Arrow Films have provided a great looking transfer of the film using an MPEG-4 AVC codec in 2K provided from mk2 labs in 1.78:1 aspect ratio. This film looks great. The footage from Clouzot’s unfinished film is beautiful and at times incredibly hypnotic. Given that some of this footage looks better than other footage does not get in the way of this film looking amazing on Blu-ray. It would have been beautiful to have seen the final product!
Audio: How’s it sound?
Arrow Films has provided a French Dolby DTS-HD 5.1 track and an LPCM 2.0 track. I don’t think that either way is a bad call. This film has very little emphasis on surround, but the dialogue and music are very clear. The beautiful score by Bruno Alexiu is one of the best aspects of the film and sounds gorgeous here.
Supplements: What are the extras?
- Lucy Mazdon on Henri-Georges Clouzot and Inferno – This interview does an excellent job of summarizing much of Clouzot’s work and life. She also discusses her thoughts on his work on L’enfern.
- Introduction by Serge Bromberg – The director of the documentary explains how he came to possess the reels of film that had been thought lost for forty years.
- They Saw Inferno -This is a must-watch for fans of the film. An additional hour of interviews and footage. This is excellent.

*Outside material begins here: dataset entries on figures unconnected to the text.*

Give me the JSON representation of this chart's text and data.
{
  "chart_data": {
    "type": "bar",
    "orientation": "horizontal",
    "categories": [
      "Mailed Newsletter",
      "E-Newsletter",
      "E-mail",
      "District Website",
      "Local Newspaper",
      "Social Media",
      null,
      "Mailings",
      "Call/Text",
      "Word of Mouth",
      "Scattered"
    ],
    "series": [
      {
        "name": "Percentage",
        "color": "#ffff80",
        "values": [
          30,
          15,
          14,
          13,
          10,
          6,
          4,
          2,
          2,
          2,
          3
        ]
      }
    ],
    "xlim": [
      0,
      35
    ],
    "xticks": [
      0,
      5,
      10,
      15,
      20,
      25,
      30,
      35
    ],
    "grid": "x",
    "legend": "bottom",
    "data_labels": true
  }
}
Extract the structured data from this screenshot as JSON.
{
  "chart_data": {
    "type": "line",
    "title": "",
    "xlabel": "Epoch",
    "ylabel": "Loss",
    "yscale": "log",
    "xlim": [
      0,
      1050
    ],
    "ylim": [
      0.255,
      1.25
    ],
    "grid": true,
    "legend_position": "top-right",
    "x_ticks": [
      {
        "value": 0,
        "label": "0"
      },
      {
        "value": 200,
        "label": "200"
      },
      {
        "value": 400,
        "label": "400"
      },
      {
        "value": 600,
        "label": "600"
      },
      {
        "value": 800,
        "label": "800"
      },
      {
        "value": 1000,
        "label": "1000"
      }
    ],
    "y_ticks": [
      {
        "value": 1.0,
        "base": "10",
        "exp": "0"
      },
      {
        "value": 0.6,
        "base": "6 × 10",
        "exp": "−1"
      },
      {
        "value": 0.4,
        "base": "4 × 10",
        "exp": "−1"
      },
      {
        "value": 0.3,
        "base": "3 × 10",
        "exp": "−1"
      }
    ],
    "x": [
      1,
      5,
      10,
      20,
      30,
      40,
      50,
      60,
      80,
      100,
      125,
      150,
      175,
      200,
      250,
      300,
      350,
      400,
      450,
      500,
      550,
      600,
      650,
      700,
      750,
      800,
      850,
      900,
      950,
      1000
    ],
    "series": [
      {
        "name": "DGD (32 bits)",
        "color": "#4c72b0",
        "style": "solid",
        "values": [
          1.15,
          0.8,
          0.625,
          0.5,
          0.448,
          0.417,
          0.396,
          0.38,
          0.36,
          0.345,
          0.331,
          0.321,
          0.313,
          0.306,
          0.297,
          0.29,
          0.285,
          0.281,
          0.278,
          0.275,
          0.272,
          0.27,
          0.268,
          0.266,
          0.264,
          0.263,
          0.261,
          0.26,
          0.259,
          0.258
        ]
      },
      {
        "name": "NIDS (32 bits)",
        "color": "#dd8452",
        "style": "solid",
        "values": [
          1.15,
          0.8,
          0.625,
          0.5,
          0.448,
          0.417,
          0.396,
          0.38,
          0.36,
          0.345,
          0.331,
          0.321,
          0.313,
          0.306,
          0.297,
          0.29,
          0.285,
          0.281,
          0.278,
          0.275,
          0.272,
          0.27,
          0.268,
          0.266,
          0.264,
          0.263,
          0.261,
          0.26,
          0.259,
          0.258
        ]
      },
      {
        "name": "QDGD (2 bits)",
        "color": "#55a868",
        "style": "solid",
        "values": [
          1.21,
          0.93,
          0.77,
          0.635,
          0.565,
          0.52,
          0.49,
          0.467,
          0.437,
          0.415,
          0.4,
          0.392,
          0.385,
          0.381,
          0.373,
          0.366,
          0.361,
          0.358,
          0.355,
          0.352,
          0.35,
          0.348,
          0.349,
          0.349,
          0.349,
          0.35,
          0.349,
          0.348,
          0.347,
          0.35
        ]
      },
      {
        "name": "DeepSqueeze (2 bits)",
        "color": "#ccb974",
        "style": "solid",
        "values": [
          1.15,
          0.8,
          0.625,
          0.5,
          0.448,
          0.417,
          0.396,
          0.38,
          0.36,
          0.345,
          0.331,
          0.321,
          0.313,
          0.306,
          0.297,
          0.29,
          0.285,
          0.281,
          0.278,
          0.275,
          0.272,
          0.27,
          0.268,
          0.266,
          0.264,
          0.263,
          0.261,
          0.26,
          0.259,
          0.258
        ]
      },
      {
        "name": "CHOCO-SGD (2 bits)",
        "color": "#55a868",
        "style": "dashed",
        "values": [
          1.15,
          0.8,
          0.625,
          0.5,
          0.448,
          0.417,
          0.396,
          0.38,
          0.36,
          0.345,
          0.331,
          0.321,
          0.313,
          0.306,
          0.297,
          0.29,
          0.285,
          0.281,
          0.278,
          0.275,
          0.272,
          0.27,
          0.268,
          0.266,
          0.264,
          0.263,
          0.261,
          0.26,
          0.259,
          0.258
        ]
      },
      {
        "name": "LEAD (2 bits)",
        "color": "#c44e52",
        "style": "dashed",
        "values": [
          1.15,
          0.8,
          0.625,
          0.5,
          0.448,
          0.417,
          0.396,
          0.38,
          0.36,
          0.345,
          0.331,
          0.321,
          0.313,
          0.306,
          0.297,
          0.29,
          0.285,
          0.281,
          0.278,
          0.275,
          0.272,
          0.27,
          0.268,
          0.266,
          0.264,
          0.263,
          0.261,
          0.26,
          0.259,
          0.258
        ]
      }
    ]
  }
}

- Interview with Serge Bromberg – An interesting interview with the filmmaker who is obviously still enthralled by what Clouzot had made.
- Original Trailer
- Stills Gallery
The Bottom Line
Henri-Georges Clouzot’s Inferno is a fantastic documentary film and a fantastic experience overall. I am thankful to Arrow for having released this film with some truly extraordinary special features and very strong technical specifications. Fans of Clouzot will love this but those of you intrigued by incomplete works will find it just as fascinating. This film is well worth your time.